In reading “The Balfour Declaration,” an excellent new detailed analysis by Jonathan Schneer, one realizes that the crux of the Balfour Declaration was not so much that the Zionists received a written guarantee from the British Government, but that the Arabs did not, they received no such written document. Yes, they received vaguely worded commitments from British officials in Cairo, notably in letters from the Consul General Sir Henry McMahon to Sherif Hussein of Mecca and oral commitments from such luminaries as TE Lawrence (Lawrence of Arabia), but they never actually obtained a specific written document from the British Government regarding the disposition of Ottoman territories to the Arabs after WWI, as the Zionists did.
In any case, the commitments of the British Government were hardly worth the paper they were written on. Successive British Governments made contradictory commitments to three groups to obtain their support during the difficult days of trench warfare on the western front during WWI, including attempts to make a separate peace with the Turks behind the backs of the Zionists and Arabs which would have left the Turkish flag flying in what they considered their territories. But, the British also intended to keep those lands for themselves as part of their Empire.

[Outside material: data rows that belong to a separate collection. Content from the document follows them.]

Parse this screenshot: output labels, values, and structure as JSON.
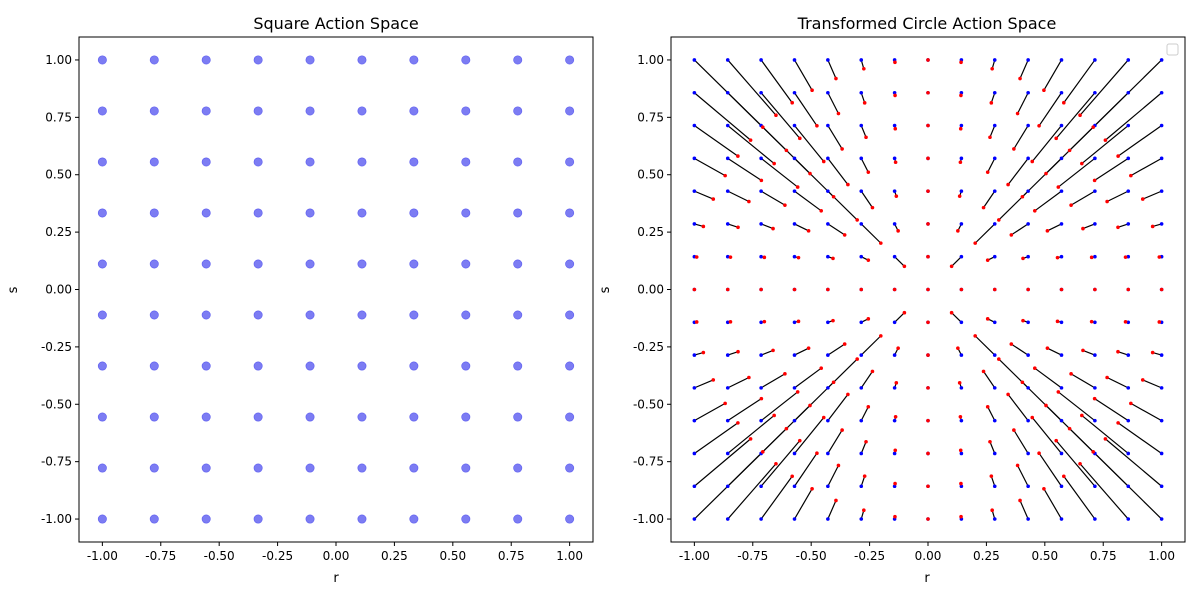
{
  "chart_data": [
    {
      "type": "scatter",
      "title": "Square Action Space",
      "xlabel": "r",
      "ylabel": "s",
      "xlim": [
        -1.1,
        1.1
      ],
      "ylim": [
        -1.1,
        1.1
      ],
      "xticks": [
        "-1.00",
        "-0.75",
        "-0.50",
        "-0.25",
        "0.00",
        "0.25",
        "0.50",
        "0.75",
        "1.00"
      ],
      "yticks": [
        "1.00",
        "0.75",
        "0.50",
        "0.25",
        "0.00",
        "-0.25",
        "-0.50",
        "-0.75",
        "-1.00"
      ],
      "grid": false,
      "colors": {
        "points": "#4444ee"
      },
      "series": [
        {
          "grid_values": [
            -1.0,
            -0.7778,
            -0.5556,
            -0.3333,
            -0.1111,
            0.1111,
            0.3333,
            0.5556,
            0.7778,
            1.0
          ],
          "description": "10 x 10 grid of points, every (r, s) pair from grid_values"
        }
      ]
    },
    {
      "type": "scatter",
      "title": "Transformed Circle Action Space",
      "xlabel": "r",
      "ylabel": "s",
      "xlim": [
        -1.1,
        1.1
      ],
      "ylim": [
        -1.1,
        1.1
      ],
      "xticks": [
        "-1.00",
        "-0.75",
        "-0.50",
        "-0.25",
        "0.00",
        "0.25",
        "0.50",
        "0.75",
        "1.00"
      ],
      "yticks": [
        "1.00",
        "0.75",
        "0.50",
        "0.25",
        "0.00",
        "-0.25",
        "-0.50",
        "-0.75",
        "-1.00"
      ],
      "grid": false,
      "legend": {
        "placement": "top-right",
        "entries": []
      },
      "colors": {
        "original": "#0000ff",
        "transformed": "#ff0000",
        "connector": "#000000"
      },
      "series": [
        {
          "grid_values": [
            -1.0,
            -0.8571,
            -0.7143,
            -0.5714,
            -0.4286,
            -0.2857,
            -0.1429,
            0.0,
            0.1429,
            0.2857,
            0.4286,
            0.5714,
            0.7143,
            0.8571,
            1.0
          ],
          "description": "15 x 15 grid of original (blue) points, each connected by a black line to its transformed (red) point, square-to-disc mapping"
        }
      ]
    }
  ]
}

However, no such separate British-Turkish peace was achieved, and British forces occupied Palestine, most of northern Arabia and Mesopotamia (Iraq). The British Liberal party under Lloyd George was against expanding the British Empire and Pres. Wilson of the US was against any further subjugation of native peoples (although his influence was limited since the US did not declare war on Turkey and there were no American forces in the Middle East then). So the Mandate concept was thought up by a minor French official at the post-war Versailles Conference to allow Britain and France to occupy large swathes of formerly Ottoman territory (in line with their then secret Sykes-Picot Treaty), but with a view to making the local peoples eventually independent although under British and/or French influence.

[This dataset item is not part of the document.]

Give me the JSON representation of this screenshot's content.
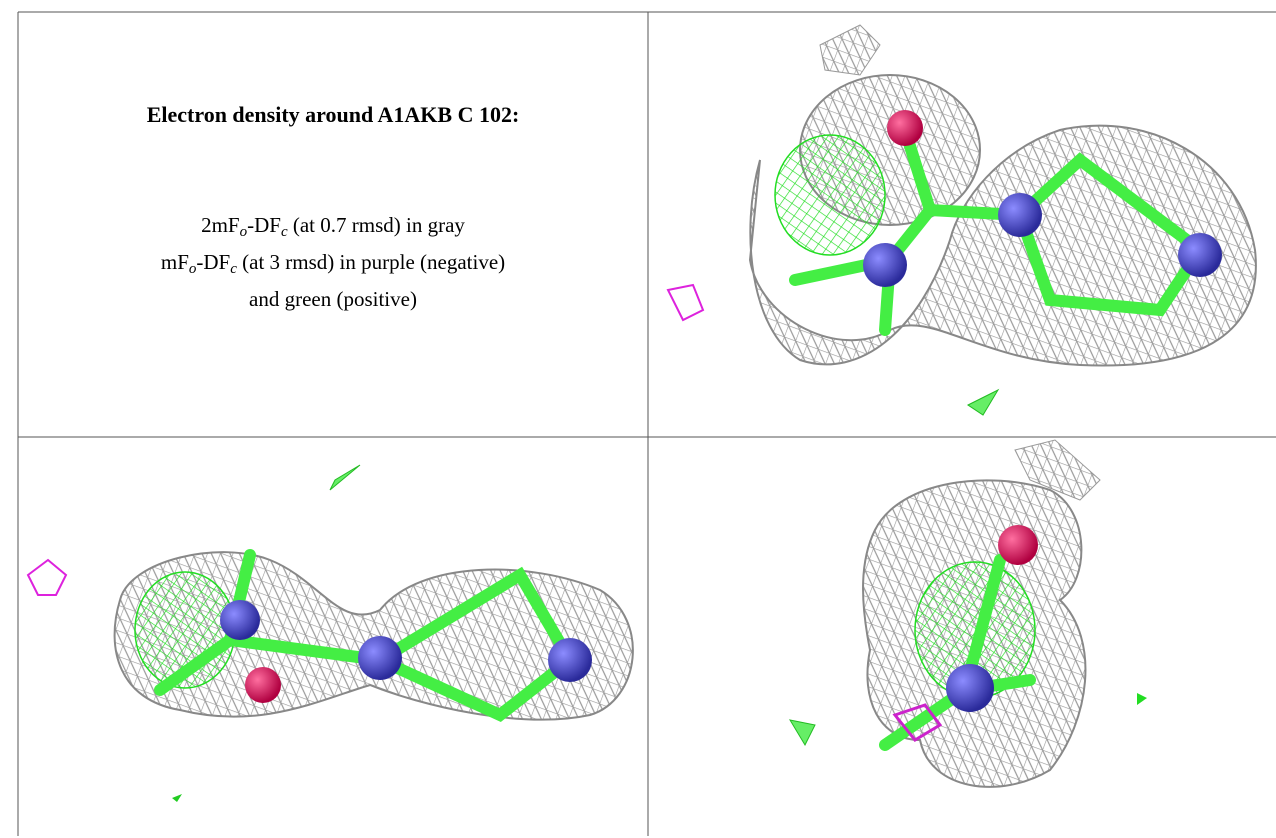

Thus, Britain received Mandates for Palestine and Mesopotamia and France for Syria. The Balfour Declaration became valid under international law when it was incorporated into the San Remo Treaty of 1920, when the former Ottoman colonies were carved up by the Allies, and when the League of Nations granted the Mandate over Palestine to Britain in 1922. Each imperial power then made their own decisions and carved out separate countries, France separated Lebanon from Syria in order to protect its Christian inhibitants; Britain separated Transjordan from Palestine and established Iraq in order to satisfy their commitments to the Hashemite rulers of Arabia. The legitimacy of the Zionist claim to the whole of Palestine has never been altered or negated by subsequent events, including the UN Partition Plan of 1948 that became invalid when rejected by the Arab side. Only a negotiated agreement can define the eastern border of the Jewish State.

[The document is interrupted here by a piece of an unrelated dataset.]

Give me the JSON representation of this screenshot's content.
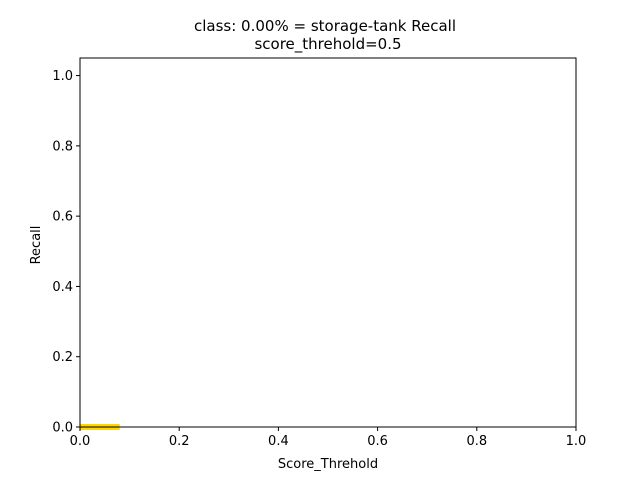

I came across this quotation (Schneer, p. 372), from a telegram dispatched by the Syrian leadership to Lord Balfour, opposing his famous Declaration: With reference to the recent publication of your Excellency’s declaration to Lord Rothschild regarding the Jews in Palestine, we respectfully take the liberty to invite your Excellency’s attention to the fact that Palestine forms a vital part of Syria – as the heart to the body – admitting no separation politically or sociologically…. This certainly supports those who say that the Palestinian people are a recently invented people and even though they now think of themselves as separate, there is no distinction culturally and sociologically between the Syrian and the Palestinian Arabs. Given how the Syrians currently treat each other, Israelis can hardly be faulted for not trusting the Palestinians as legitimate peace partners for the foreseeable future.